O que é a ética e o que é a moral, neste trabalho?
A ética é a forma como cada um de nós está e age no mundo. A moral são os códigos que incorporamos para estarmos e agirmos no mundo. A ética diz respeito a minha ação no mundo, independente dos valores que eu aprendo ou incorporo. Porém, só é tratada como ética quando a minha ação é entendida e capaz de ser explicada e defendida por mim, mesmo que fira os padrões da sociedade vigente - neste caso, tenho que ser capaz de responder pelos meus atos, em conformidade com as regras impostas pela sociedade.
Em toda ação ética existe o componente moral, posto que vivemos em sociedade. O mais importante é que saibamos responder por nossas escolhas, independente dos valores imputados pela sociedade. Costumo dizer que a pessoa ética não precisa de um código moral para ditar as regras de como deve ser a sua vida, posto que ela sabe o que é ou não melhor para ela.

Por que é terapêutico?
O termo "terapêutico" se origina na Grécia, usado para designar os escravos que eram uma espécie de enfermeiros encarregados de cuidar de quem necessitava. Significa: "aquele que cuida".
Hoje, chamamos terapêutica, toda a forma de cuidado assistido.
O cuidado terapêutico com o outro deve, necessariamente, gerar a transformação de quem é cuidado. Porém, para que isso ocorra, o cliente deve estar disponível, aberto para o processo. Sem a entrega do cliente, a transformação não acontece.
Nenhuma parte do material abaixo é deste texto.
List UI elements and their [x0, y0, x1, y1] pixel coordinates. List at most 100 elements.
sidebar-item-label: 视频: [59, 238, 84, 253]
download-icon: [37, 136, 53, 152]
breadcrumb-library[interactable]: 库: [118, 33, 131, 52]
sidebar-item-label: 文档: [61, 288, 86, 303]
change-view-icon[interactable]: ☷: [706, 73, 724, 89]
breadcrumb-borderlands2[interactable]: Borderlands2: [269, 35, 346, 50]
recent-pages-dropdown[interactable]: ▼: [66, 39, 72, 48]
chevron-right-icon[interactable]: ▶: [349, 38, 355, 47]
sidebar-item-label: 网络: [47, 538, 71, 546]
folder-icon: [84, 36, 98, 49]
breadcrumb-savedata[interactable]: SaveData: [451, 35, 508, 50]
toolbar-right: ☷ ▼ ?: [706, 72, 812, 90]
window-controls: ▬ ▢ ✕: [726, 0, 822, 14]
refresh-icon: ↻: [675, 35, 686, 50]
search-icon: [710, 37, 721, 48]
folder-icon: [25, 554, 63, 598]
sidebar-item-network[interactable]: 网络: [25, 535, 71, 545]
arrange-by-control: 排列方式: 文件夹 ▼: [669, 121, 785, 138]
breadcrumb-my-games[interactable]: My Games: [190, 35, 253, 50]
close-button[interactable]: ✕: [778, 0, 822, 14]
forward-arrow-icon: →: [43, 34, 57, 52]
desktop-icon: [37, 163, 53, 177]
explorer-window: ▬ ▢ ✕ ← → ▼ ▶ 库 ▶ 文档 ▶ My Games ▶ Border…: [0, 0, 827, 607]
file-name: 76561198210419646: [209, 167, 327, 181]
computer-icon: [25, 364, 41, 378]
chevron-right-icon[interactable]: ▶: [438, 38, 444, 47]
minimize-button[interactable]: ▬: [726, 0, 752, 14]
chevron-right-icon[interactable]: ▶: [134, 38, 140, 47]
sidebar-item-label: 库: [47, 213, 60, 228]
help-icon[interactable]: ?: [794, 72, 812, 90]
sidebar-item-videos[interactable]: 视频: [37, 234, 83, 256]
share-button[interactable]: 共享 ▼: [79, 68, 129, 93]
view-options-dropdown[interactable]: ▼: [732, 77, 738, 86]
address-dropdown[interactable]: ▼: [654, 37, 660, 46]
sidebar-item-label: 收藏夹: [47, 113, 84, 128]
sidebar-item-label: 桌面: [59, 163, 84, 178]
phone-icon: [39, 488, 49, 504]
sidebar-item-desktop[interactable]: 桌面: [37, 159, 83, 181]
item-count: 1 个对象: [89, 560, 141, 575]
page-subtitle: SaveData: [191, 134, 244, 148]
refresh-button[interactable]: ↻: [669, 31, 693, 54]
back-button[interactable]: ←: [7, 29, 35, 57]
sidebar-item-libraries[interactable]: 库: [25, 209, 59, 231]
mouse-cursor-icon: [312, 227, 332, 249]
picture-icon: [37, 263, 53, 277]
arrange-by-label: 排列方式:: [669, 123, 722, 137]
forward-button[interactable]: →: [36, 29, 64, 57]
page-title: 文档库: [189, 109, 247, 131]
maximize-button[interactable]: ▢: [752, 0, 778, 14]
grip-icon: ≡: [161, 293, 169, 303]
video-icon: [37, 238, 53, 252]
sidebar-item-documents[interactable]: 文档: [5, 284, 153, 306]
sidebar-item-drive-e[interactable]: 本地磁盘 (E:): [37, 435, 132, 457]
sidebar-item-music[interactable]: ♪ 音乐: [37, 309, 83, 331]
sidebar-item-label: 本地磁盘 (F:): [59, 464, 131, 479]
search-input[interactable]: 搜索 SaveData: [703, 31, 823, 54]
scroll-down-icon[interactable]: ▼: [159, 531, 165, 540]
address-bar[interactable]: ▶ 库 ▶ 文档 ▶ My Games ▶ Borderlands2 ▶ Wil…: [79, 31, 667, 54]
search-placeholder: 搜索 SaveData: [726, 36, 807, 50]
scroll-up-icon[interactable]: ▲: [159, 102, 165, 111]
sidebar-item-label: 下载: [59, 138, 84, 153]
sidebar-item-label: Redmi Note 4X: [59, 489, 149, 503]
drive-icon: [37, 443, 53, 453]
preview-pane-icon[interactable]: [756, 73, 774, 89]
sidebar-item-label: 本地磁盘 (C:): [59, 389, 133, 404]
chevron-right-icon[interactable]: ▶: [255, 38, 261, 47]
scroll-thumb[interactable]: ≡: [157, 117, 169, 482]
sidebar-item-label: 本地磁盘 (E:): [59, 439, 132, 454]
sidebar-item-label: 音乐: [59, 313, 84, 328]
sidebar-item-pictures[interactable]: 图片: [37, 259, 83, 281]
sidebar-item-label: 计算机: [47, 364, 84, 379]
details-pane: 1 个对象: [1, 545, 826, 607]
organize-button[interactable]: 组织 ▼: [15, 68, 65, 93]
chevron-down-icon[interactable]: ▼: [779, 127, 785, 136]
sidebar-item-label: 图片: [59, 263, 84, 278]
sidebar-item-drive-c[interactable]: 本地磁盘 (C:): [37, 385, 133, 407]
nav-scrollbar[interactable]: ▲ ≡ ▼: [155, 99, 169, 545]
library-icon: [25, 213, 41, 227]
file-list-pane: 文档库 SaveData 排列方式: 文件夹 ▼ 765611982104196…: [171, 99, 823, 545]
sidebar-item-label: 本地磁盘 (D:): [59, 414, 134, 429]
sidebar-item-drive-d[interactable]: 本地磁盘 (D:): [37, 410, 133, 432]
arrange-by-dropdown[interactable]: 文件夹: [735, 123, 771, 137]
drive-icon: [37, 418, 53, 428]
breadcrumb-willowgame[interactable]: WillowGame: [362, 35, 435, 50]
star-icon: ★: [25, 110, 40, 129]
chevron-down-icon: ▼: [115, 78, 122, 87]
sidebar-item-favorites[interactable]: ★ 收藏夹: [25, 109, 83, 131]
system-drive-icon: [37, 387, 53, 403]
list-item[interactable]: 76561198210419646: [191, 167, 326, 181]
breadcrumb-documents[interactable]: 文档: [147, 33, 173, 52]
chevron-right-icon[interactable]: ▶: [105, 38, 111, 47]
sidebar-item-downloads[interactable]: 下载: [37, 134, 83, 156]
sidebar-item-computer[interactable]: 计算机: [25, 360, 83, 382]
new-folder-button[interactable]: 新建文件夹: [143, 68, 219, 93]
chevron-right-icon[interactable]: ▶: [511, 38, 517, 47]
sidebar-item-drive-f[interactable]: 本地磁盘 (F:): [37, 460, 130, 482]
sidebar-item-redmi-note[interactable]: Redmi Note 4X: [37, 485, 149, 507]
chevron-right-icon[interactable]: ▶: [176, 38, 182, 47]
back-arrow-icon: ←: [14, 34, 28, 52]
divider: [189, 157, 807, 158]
Sendo assim, afirmamos que 50% da resposta da terapia é do cliente, os outros 50% são méritos distribuídos, inclusive com o terapeuta, mas não apenas por ele.

Por que chamar o terapeuta de facilitador?
O termo "facilitador" foi acolhido por mim ao longo de 10 anos, quando fui aluna de Biodanza. Foi na Biodanza que ouvi o termo ser usado pela primeira vez, na incumbência de quem estava conduzindo o grupo. Achei fantástica a aplicação do termo ao trabalho. Acredito que sempre que estamos sob a responsabilidade de condução de qualquer projeto, somos os facilitadores daquele processo.

A quem se destina?
A qualquer pessoa que deseja (re)pensar a sua vida e criar novas possibilidades, mais potentes, para vivenciar seu percurso a sua maneira e não como os outros gostariam que fosse.
Aos adolescentes, em especial, o trabalho pode ser destinado a escolha da carreira. E, neste caso, o comprometimento precisa ser do adolescente, muito mais do que da família, uma vez que trabalharemos com a desconstrução dos valores de base, na intenção de encontrar o projeto de vida que mais vai ao encontro das aspirações do cliente e não da família.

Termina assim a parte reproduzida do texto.